La musique a une place importante dans ma vie. J’écoute beaucoup de rap, pour travailler, pour me détendre, pour tout. J’adore le Marseillais Zamdane, il a une vibe très mélancolique qui me parle beaucoup, mais j’écoute aussi Tif, Ziak, PLK… Ce qui me fascine surtout, c’est de rentrer dans leur univers à fond, de comprendre la profondeur des textes et tout. Dans le futur, j’aimerais d’ailleurs beaucoup réussir à faire des ponts entre l’écologie et le rap.
Est-ce que tu imagines à quoi pourrait ressembler un rap écolo ?

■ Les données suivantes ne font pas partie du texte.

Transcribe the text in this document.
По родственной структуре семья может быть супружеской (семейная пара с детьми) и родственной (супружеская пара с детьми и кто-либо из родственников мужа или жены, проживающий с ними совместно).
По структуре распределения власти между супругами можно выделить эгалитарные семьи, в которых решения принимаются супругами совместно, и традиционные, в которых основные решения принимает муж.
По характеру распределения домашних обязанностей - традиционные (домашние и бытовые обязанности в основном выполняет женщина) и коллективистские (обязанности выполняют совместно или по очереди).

J’aimerais beaucoup réussir à faire des ponts entre l’écologie et le rap
Féris Barkat : Le rap globalement reste complètement décalé par rapport aux enjeux écologiques, c’est normal. Mais il faut voir comment c’est fait. Avec le recul, je me dis qu’un rap écolo au sens classique, caricatural, ça ne marcherait pas. Je pense plus à un rap conscient, engagé au sens général qui remet en question le rapport au temps, à la société, etc. Il ne faut pas parler des ours polaires quoi.
Et puis il faut respecter que la musique, l’univers que crée un artiste autour de lui, peut servir à s’évader de la réalité. Et ça c’est ultra-précieux pour beaucoup de gens. J’en fait moi-même l’expérience. Et des fois, parler d’écologie ou de sujets aussi graves dans ces espaces de liberté, ça peut être mal reçu.
Donc les artistes se retrouvent coincés entre l’envie de sensibiliser et celle d’aider les gens à s’évader de leur quotidien ?
Oui, c’est compliqué. Et on retrouve le même dilemme chez les youtubeur·euses et les créateur·ices de contenus. Tous·tes ont forcément une responsabilité pour ne pas promouvoir certains comportements, et puis je suis convaincu qu’il faut parler d’écologie de partout. Mais je pense qu’il faut quand même des lieux pour regarder la réalité en face, et d’autres pour s’évader.
J’aimerais travailler avec des influenceurs qui me plaisent comme Billy ou Inoxtag. Je pense qu’il y a une certaine sensibilité chez eux qui pourrait être déclenchée. Ça permettrait de parler d’écologie à un nouveau public et de profiter de ces espaces de divertissement pour interroger notre besoin de nous évader. L’ambition c’est de planter des graines à l’aide d’une maïeutique, un peu comme Socrate, en posant des questions qui remettent en question les habitudes, poussent les gens à s’informer sur l’écologie.